B.S: Break the first beliefs. Create the distance. Change the point of view and change it again. Those are maybe the most difficult tasks one is bound to accomplish. How hard is it to get out of the circle? Very hard because this paradox hurts: if we really want to be part of it, in full consciousness, we need to step out of it. And only like that, having one foot out there, we can really feel it turning around without being taken in the whirl. The transition has nevertheless to be subtle and permanent. Criminals want to change the world as much as the artists, but they step out of it without thinking their way back. Dissolving the constraints is always a violent act and potentially dangerous if one loses the sense of the necessity of the both parts “in and out” and of the unavoidable tension between them. There is no solution but to repeat the question in a better way.

P: The new big sculptures that you exhibited at BQ and the one that you are going to exhibit at pinksummer have a harmony that induce the pleasure of contemplation, they don’t seem built, but grown on the humus of symbolic relationships with things. When you sent us the picture of one of the small sculptures (made out of an old piece of wood, taken from an old house, pierced by a brass structure, which you describe as an organic, with two thin threads, red and green, crossing over, it seemed to us something strong and weak at the same time.

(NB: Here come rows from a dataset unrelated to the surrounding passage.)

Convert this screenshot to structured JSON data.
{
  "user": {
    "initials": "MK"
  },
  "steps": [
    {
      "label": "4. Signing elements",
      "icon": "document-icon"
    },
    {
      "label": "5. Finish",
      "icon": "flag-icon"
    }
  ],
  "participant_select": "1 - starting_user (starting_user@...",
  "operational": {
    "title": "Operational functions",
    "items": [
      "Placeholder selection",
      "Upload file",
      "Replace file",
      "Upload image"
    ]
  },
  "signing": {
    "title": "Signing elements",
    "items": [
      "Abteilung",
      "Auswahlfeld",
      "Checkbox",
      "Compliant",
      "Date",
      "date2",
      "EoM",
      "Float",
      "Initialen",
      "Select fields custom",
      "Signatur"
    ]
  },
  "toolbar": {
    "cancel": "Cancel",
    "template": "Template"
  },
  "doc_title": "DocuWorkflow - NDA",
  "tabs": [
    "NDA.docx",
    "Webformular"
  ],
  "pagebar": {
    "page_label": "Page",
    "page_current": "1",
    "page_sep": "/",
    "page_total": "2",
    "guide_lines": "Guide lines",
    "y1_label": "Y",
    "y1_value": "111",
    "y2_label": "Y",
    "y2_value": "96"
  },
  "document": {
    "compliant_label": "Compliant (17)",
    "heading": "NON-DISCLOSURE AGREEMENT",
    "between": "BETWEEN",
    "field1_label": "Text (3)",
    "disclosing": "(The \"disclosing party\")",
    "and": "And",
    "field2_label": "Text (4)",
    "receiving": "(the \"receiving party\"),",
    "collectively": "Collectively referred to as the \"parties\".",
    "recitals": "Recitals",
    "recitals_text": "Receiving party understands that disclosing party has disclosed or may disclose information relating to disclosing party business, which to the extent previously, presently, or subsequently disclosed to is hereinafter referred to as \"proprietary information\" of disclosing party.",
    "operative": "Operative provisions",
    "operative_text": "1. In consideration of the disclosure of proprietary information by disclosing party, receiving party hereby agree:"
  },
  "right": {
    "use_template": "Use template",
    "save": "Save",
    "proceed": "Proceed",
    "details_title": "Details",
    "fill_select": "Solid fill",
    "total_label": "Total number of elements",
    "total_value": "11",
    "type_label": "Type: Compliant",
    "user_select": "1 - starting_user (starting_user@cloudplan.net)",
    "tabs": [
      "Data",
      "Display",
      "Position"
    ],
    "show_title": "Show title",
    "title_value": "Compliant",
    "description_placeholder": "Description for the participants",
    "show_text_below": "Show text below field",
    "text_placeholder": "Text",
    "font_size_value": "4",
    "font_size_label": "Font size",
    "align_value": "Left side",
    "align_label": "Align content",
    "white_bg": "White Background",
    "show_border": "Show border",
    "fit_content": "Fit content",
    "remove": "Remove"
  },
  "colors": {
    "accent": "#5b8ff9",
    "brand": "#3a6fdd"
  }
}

B.S: It made us thinking of the old sailor Santiago by Hemingway, who is unable to surrender to destiny, keeping a stoic relation with reality. You wrote in one email that you thought to display the small sculptures near to the big one to create a sort of echo. The small sculptures seem like a symbol of human dignity. Tell us about your sculptures.

P: Well I wouldn’t go so far as to explain my own sculptures in a moral or moralistic way. Anyway, I do not think that has ever been the purpose of art. But I do recognize to some extent what you mean and I like the fact that your analysis reaches those dimensions (dignity). But for me the essentials are the different natures of materials and the forms and their interrelations building up a meaningful structure. I talk in measures, I understand the color shades.

B.S: Their aim is to express the moment where the very mechanic, the pure materia put into a certain formal context suggests another level and opens the possibility of a coherent language. It becomes then impossible to decide whether the impression of organicity is the result of such encounters or the origin of our affective understanding of their echoing.